Venous access is essential for delivery of haemophilia factor concentrate. Wherever possible, peripheral veins remain the route of choice, and the use of central venous access devices (CVADs) should be limited to cases of clear need in patients with caregivers able to exercise diligence in CVAD care and should continue no longer than necessary. CVADs are of recognized value for repeated administration of coagulation factors in haemophilia, particularly for prophylaxis and immune tolerance therapy and in young children. Evidence to guide best practices has been fragmentary, and standardized methods for CVAD usage have yet to be established. We have developed management recommendations based upon available published evidence as well as extensive clinical experience. These recommendations address patient and CVAD selection; CVAD placement, care and removal; caregiver/patient guidance; and complications, including infection and thrombosis.
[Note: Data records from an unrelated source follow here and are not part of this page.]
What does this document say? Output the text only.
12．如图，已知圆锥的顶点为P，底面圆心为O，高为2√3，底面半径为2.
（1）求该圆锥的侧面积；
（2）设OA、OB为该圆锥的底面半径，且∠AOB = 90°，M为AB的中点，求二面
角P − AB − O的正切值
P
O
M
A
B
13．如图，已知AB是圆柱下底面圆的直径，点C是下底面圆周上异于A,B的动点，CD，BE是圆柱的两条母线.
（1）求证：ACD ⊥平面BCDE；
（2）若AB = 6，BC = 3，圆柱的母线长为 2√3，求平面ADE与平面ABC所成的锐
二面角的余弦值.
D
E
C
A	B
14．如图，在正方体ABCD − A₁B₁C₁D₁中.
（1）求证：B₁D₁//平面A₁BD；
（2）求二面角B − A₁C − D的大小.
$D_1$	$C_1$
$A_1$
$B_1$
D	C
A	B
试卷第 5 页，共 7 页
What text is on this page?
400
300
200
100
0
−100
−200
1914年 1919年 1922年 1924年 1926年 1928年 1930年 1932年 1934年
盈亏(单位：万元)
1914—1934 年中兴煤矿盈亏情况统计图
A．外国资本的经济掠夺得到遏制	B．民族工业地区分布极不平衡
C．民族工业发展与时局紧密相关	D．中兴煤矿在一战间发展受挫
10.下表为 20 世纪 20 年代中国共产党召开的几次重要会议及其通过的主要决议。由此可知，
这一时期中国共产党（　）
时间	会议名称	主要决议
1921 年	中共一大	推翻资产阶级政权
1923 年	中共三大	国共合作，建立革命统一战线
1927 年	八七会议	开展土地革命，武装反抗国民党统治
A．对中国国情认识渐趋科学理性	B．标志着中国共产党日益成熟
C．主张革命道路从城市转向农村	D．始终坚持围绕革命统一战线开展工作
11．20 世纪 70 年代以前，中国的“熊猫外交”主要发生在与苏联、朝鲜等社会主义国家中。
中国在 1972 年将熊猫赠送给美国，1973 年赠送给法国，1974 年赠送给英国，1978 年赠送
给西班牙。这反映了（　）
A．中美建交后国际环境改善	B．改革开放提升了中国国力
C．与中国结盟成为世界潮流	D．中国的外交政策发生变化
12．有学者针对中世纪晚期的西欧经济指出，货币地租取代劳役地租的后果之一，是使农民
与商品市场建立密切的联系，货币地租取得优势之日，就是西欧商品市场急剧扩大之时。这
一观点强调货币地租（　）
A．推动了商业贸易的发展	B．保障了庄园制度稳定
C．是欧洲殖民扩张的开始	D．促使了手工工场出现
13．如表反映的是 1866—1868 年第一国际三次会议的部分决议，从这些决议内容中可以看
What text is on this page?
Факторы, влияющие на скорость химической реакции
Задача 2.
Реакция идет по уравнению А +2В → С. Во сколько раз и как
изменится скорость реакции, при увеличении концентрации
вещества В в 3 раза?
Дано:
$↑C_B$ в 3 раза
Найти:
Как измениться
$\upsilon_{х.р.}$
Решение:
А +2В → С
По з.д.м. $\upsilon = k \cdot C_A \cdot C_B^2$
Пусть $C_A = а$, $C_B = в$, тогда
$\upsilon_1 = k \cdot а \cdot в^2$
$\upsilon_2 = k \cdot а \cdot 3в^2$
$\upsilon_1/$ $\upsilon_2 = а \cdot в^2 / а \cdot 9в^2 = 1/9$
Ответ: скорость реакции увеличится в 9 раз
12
In the absence of inhibitors, ports are recommended, primarily because of fewer associated infections than with external catheters. For patients with inhibitors, ports also appear to be associated with fewer infections. Infection is the most frequent complication, and recommendations to prevent and treat infections are supported by extensive clinical data and experience. Strict adherence to handwashing and aseptic technique are essential elements of catheter care. Evidence-based data regarding the detection and treatment of CVAD-related thrombotic complications are limited. Caregiver education is an integral part of CVAD use and the procedural practices of users should be regularly re-assessed. These recommendations provide a basis for sound current CVAD practice and are expected to undergo further refinements as new evidence is compiled and clinical experience is gained.